Rather, in the opinion of the Senate, the transfer of an asset by X was lacking. The production was essentially based on the allocation of production quantities for group-affiliated sales companies by the group’s top management. There were no contractual commitments by the parent company to X that would have secured it a valuable legal position in the form of a supply right or a merely specific order allocation within the group. Own contracts under the law of obligations in the form of supply contracts with third parties existed only to a small extent at the time of the closure. Thus, in the years before the year in dispute, X’s sales outside the group in this area amounted to only between 1.46% and 3.43% of total sales. Accordingly, the profits resulted predominantly from the production and supply of the group’s own distribution companies on the basis of orders which were allocated to X by the parent company without any legal claim to the retention of the order volume. Within the framework of such a constellation, it would have been possible for Y without further ado to reduce the group-internal order allocation to X without compensation due to the reduced order situation in the group. However, if the production volume of X was already based on the order allocation by the parent company, which was “at the discretion of the group’s top management”, X had no independent business opportunity which it could leave to the parent company. In particular, it must be taken into account that X had no legally established position vis-à-vis the parent company with regard to a certain volume of orders. Valuable market positions in the form of contractual relationships with third parties and concluded supply contracts were essentially due to the parent company and not to X. In this respect, the existence of a business opportunity is ruled out. In this respect, the existence of a business opportunity for X, which it left to the parent company free of charge, is ruled out.

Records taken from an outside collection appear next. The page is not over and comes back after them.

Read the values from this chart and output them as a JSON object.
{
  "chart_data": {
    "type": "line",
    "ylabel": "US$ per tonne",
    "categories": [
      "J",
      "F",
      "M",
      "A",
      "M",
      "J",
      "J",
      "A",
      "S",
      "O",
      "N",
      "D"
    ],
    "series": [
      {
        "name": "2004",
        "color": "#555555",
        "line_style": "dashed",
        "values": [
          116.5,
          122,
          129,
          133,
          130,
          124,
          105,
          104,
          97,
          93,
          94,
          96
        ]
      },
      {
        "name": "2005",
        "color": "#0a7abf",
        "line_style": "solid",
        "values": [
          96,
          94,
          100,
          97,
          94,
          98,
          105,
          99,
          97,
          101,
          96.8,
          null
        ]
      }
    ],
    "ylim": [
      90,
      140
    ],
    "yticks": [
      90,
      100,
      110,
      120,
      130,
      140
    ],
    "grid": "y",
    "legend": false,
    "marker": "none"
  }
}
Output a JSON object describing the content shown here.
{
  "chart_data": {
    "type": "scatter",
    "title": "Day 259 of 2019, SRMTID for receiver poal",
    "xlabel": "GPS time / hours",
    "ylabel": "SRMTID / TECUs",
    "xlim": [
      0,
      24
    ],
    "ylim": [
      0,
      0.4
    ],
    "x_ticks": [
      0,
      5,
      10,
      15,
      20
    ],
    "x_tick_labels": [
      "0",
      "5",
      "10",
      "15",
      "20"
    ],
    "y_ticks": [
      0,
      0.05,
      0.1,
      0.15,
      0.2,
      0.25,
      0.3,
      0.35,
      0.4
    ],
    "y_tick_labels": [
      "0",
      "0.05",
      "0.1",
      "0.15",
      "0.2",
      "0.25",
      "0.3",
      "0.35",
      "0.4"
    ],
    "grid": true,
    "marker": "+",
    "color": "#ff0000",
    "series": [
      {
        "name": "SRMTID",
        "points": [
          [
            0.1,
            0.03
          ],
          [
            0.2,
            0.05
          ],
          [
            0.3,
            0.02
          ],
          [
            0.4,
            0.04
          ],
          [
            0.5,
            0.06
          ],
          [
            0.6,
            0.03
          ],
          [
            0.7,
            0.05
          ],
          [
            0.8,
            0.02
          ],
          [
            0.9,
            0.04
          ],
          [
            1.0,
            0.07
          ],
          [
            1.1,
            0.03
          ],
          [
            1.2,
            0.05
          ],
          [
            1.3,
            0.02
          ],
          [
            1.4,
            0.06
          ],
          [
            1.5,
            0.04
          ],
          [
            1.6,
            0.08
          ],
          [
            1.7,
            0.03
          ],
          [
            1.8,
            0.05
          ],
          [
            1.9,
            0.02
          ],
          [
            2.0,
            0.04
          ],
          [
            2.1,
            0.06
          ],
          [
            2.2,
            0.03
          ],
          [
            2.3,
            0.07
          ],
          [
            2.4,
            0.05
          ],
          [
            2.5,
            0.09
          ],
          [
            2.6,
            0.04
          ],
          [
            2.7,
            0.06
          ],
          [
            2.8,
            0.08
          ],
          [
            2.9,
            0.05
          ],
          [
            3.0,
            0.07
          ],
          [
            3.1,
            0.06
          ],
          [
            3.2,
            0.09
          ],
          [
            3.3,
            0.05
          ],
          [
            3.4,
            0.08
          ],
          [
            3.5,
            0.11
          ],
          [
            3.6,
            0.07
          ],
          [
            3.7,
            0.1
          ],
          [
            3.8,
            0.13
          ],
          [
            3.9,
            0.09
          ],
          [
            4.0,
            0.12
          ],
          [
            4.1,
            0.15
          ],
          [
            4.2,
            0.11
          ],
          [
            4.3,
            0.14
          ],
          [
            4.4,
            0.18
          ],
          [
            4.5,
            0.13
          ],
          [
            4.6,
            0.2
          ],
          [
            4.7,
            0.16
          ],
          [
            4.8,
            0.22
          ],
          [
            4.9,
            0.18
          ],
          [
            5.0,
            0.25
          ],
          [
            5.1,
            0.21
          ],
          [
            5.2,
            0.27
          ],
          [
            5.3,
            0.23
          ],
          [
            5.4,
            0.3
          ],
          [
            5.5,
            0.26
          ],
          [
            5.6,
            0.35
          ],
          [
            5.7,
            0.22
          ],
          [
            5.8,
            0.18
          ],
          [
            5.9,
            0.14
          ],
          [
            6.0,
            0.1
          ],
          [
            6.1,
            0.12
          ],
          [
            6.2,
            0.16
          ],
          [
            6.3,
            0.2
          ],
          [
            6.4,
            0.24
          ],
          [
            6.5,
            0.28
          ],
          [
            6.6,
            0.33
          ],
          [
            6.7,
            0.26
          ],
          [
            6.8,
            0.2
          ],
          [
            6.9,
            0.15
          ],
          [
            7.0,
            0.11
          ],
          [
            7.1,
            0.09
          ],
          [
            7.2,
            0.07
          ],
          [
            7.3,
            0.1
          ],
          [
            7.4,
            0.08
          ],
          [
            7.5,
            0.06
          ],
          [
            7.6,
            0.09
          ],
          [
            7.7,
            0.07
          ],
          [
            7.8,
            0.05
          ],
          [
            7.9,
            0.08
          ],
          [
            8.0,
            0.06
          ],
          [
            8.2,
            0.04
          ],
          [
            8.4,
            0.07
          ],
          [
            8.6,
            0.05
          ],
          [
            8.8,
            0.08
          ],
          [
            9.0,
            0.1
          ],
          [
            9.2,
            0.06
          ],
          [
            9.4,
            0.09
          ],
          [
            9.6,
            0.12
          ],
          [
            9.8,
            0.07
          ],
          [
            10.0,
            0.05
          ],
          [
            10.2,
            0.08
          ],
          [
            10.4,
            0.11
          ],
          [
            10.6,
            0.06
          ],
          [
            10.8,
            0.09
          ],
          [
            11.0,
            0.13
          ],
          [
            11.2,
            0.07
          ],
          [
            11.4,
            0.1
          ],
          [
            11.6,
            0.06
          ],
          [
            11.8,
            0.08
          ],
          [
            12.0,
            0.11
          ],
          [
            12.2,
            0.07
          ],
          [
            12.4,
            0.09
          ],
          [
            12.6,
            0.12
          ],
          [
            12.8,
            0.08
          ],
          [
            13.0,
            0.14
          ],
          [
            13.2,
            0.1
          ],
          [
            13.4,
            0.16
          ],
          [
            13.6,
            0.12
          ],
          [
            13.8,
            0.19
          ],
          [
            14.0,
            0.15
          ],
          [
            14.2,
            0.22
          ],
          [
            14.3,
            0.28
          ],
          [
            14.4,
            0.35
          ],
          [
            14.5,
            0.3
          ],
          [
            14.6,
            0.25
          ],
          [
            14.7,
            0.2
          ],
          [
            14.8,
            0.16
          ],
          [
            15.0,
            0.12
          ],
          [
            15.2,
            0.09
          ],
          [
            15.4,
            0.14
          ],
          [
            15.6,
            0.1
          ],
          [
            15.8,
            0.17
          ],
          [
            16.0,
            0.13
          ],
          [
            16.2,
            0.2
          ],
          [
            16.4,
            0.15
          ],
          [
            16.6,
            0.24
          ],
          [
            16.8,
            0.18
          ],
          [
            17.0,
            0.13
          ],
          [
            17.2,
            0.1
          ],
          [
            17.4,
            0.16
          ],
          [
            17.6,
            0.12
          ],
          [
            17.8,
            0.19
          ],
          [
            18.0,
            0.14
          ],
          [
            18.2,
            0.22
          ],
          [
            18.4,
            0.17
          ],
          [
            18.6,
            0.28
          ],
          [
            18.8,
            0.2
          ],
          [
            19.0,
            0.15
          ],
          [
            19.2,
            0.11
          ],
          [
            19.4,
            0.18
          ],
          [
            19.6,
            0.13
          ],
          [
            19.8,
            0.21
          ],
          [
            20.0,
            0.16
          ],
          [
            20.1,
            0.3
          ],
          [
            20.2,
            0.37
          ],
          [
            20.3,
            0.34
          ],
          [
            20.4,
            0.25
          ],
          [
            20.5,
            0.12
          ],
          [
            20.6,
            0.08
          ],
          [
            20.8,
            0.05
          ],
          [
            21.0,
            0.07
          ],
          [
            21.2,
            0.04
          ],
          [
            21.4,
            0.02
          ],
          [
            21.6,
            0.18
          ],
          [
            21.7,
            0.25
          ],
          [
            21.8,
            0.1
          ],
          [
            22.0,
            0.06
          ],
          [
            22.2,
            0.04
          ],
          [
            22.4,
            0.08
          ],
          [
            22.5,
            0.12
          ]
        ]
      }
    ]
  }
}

Even insofar as the defendant believes that X is to be regarded as an independent company and that the group companies are to be treated as third parties in the context of the arm’s length principle, it was primarily Y that had access to the customer relationships with its subsidiaries. This is particularly supported by the fact that the Y allocated the order volume to the X and that the X had not concluded its own orders through contractual agreements with group companies. The Y was therefore itself in a position to control the customer relationships. The transfer of a business opportunity is therefore ruled out.
Likewise, there is no granting of a business opportunity by transferring the customer relationships to external customers or a customer base for customers outside the group. Business relations with third parties outside the group and thus a customer base in the sense of external customers outside the group did not exist for X – as explained – to any significant extent. There is no contractual agreement on the transfer of the customer base or the business relations with third parties outside the group. Moreover, the defendant was not able to concretely demonstrate and prove that business relations with third parties outside the group had actually been transferred from X to the parent company. Thus, after the year in dispute, not a single contract between a former client of X from outside the group and the group parent or other group companies is known. Rather, X’s former external clients switched to other external suppliers after production was discontinued. According to all of the above, the Senate cannot establish that an increase in assets was prevented on the basis of company law.
A correction of income due to a transfer of functions pursuant to § 1 para. 3 sentence 9 AStG is also ruled out.”